El padre del autor nació sordomudo -es lo que cuenta esta novela-. La desgracia fue amortiguada por un tío generoso, que siempre aparecía sobre su esbelto caballo, era aventurero y hablaba con autoridad. En uno de sus inexplicables y pintorescos arranques se le ocurrió llevarlo a esa cueva. Lo hizo pararse sobre el caballo, colgar una lámpara y copiar con detalle cada uno de los signos grabados miles de años atrás por un escriba de Ciro. A partir de entonces, el niño empezó a redactar en ese código, que no podía transformar en palabras corrientes. En torno de este hecho se suceden historias cuyo suspenso nos hace volar en alfombras mágicas, ya que la profesión que desarrolla el sordomudo es precisamente la confección de alfombras iluminadas por el diseño, las tinturas y la posibilidad de penetrar en la mente de campesinos que tienen acceso a otros campos de la realidad. Entre muchas páginas inolvidables, me pareció antológica la descripción del pozo en cuyo fondo abismal lee durante siglos el Mahdi (equivalente al Mesías) que salvará el mundo cuando lo decida Alá. Hasta la boca de ese pozo trepan los fieles, muchos de los cuales dan el testimonio feliz de haberlo visto con claridad. También Khomeini fue hasta allí.

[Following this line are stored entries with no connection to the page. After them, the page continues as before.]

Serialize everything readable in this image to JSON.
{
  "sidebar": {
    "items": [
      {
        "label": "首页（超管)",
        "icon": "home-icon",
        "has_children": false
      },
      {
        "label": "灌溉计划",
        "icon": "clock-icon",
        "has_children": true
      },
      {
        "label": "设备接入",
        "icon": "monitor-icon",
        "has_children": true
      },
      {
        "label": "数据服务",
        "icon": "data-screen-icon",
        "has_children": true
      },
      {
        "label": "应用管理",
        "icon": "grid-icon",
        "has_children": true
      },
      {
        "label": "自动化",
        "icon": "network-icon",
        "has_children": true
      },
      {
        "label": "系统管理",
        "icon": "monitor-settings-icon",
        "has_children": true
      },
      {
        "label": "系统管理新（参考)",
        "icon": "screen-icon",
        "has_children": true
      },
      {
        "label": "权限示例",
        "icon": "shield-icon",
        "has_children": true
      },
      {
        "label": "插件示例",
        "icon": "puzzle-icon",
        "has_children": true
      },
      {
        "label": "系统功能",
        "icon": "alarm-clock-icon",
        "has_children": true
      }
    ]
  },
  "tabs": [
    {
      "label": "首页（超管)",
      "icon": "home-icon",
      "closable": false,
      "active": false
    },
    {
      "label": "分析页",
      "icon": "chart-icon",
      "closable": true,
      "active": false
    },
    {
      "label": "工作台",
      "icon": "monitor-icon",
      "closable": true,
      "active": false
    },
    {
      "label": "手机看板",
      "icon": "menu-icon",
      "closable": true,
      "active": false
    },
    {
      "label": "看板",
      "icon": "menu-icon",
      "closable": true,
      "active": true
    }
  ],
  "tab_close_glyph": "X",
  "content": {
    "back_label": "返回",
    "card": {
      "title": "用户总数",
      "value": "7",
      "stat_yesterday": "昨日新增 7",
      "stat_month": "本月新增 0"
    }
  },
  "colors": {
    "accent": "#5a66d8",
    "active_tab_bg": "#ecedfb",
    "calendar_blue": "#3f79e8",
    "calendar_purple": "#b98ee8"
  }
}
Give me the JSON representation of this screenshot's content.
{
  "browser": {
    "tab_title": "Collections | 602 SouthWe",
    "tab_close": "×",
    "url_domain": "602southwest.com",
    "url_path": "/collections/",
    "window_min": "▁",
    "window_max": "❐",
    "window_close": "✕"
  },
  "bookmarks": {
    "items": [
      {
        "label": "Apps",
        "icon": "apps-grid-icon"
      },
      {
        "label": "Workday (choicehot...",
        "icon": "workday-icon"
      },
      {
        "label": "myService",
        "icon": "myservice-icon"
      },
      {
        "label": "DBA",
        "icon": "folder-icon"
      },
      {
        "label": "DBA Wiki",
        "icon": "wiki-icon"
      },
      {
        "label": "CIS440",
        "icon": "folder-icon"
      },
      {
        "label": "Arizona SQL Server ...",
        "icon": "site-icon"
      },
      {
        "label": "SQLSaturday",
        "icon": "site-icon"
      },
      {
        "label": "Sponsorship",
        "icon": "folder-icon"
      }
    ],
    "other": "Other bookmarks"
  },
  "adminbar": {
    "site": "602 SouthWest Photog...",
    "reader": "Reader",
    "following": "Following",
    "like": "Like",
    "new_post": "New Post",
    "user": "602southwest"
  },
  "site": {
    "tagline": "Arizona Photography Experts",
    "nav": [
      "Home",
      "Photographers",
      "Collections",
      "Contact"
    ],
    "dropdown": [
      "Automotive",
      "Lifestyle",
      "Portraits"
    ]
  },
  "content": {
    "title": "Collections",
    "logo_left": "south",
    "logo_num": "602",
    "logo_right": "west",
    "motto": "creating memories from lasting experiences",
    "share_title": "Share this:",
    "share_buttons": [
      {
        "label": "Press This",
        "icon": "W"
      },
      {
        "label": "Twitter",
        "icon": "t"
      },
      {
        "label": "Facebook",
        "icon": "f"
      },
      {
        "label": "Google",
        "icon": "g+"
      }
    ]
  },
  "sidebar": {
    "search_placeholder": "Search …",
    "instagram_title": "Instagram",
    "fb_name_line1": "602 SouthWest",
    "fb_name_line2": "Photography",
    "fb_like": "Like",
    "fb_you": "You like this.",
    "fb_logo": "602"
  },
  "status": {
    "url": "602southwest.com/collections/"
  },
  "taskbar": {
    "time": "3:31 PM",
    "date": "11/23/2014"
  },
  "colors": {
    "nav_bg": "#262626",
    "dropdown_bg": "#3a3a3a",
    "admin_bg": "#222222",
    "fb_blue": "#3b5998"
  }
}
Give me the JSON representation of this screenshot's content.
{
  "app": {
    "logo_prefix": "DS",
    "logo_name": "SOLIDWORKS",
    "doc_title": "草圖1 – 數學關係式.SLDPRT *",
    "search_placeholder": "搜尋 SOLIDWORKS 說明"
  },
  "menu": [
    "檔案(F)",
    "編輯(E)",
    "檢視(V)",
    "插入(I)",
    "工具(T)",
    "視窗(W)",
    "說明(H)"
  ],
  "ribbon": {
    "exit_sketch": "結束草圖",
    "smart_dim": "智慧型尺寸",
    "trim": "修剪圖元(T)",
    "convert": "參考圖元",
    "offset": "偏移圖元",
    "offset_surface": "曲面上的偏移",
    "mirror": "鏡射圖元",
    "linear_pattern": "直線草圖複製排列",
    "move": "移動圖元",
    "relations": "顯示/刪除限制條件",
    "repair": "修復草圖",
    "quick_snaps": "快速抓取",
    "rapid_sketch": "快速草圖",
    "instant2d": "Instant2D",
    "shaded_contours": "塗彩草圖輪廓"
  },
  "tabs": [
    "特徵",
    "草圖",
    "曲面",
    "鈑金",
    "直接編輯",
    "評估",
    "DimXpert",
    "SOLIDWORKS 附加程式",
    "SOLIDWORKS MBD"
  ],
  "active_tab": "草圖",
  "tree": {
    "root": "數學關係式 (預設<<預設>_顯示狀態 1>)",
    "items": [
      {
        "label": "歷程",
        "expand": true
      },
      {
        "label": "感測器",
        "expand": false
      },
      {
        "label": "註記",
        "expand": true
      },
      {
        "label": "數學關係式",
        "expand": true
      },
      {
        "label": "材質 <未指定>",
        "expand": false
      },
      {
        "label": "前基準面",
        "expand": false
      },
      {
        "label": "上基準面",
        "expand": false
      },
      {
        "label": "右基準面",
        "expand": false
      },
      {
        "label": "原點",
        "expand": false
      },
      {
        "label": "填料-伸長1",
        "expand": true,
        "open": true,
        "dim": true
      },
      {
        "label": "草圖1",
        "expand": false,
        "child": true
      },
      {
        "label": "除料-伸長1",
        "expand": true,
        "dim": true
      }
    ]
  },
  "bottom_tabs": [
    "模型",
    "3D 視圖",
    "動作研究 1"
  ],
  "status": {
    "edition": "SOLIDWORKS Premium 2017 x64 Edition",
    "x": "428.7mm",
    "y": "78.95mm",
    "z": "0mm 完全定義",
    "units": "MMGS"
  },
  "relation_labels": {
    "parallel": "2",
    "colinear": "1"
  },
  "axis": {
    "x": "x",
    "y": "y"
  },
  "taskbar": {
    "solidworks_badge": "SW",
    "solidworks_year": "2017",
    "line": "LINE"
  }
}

Cuando Kader Abdolah se radicó en Holanda, recibió el cuaderno de su padre, en el que le contaba su vida en la indescifrable escritura cuneiforme tomada de aquella cueva. El reflejo de las palabras intenta descifrar el misterioso texto; a esa tarea que parece imposible dedicará el autor su vida. Por medio de esos escritos misteriosos y los recuerdos que lo agitan mientras contempla los pólderes de Holanda, emergen las apasionantes peripecias de Irán en el siglo XX. Maravilla y épica alternan en la evocación de personajes decisivos, como el sha Reza Kan, que deseó modernizar el país a la fuerza. Luego, la tragedia de Mossadeg; la instalación del nuevo sha, Reza Pahlevi; los combates en ciudades y aldeas, y la represión feroz de los ayatollahs y sus verdugos alienados. No sólo es el homenaje conmovedor de un hijo a su padre, sino el rosario de huellas que el poder de los sentimientos deja grabado en el trayecto de la literatura.
Mientras yo trataba de sintetizar esas impresiones ante el auditorio, olvidé que me habían puesto al final para abrochar el cierre. No debía extenderme demasiado. Venía el espectáculo musical que haría vibrar el teatro, y yo había perdido la noción del tiempo. Viajaba en la alfombra de las palabras escritas en signos cuneiformes, cuyos reflejos nos acercan a prodigios que se escabullen de nuestra voraz curiosidad. La coordinadora, con miel caribeña, insinuó que pusiera fin a mi perorata. Sorprendido, hice aterrizar enseguida la alfombra y, mirando su resplandeciente diseño, agradecí por haberme permitido cometer la audacia de recomendar el primer libro que leía de un autor hasta entonces desconocido por mí. Entonces, aplausos, abrazos y el tembladeral de voces e instrumentos se volcaron sobre el escenario para que en el Hay Festival no sólo rigieran los libros. Como me habían anticipado, viví una metáfora del Paraíso.